Brandt argues that the present case is distinguishable from those requiring a showing of willful, wanton, or reckless conduct because her injury was not caused by an opponent during a competition. However, the court declines to construe the broad language of the controlling cases in a manner that excludes Brandt's claim from their purview. Members of the same athletic team participating in a team practice are no less "participant[s] in an athletic event" than members of opposing teams during a game. [Cf.] Dugan v. Thayer Academy, [32 Mass. L. Rep. 657] (Mass. Super. Ct. 2015) (willful, wanton, or reckless standard did not apply where alleged negligence occurred before and after, but not during, athletic event [field hockey]). Accordingly, the willful, wanton, or reckless standard of care applies to Brandt's claim against Ball.

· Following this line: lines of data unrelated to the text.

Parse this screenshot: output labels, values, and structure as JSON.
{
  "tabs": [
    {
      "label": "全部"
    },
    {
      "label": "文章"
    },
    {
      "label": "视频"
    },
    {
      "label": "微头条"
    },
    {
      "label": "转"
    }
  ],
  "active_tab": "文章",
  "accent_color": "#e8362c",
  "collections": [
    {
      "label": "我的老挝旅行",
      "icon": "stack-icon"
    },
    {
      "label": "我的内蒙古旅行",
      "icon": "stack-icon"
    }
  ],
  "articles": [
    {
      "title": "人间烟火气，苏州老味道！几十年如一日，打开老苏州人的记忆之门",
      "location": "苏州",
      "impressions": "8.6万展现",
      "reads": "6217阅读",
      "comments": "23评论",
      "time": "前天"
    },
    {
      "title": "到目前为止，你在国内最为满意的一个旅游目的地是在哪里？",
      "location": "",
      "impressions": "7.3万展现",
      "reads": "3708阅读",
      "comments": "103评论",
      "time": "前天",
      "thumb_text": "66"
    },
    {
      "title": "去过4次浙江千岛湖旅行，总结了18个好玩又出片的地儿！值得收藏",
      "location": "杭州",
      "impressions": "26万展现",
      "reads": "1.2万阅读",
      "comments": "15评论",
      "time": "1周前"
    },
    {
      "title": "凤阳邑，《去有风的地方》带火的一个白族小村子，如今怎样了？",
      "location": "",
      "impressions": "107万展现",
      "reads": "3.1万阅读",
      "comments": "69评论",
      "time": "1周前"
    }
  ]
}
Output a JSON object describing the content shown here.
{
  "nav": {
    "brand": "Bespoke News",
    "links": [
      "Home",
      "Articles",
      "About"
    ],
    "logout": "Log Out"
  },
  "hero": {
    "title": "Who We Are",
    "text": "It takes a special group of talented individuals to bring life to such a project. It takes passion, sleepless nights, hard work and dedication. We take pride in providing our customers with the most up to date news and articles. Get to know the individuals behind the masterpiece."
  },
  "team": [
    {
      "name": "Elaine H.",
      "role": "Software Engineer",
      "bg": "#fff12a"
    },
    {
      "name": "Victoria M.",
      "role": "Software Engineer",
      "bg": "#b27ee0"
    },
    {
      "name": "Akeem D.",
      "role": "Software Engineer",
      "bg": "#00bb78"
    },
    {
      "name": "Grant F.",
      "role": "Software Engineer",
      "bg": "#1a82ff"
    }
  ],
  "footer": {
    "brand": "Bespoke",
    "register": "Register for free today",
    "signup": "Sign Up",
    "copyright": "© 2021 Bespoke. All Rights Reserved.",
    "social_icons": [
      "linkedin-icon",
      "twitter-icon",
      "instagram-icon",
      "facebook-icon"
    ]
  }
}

The appellate case is Brandt v. Davis, No. 19-P-1189 (Mass. App. Ct. Nov. 2, 2020). Justice Joseph M. Ditkoff wrote the opinion for a unanimous panel that also comprised Justices Wolohojian and Maldonado. The case below was Brandt v. Davis, No. 2017-00641-B (Mass. Super. Ct. Suffolk County Apr. 16, 2019). Presiding in the Superior Court was Justice Mark C. Gildea, an alumnus of Suffolk Law.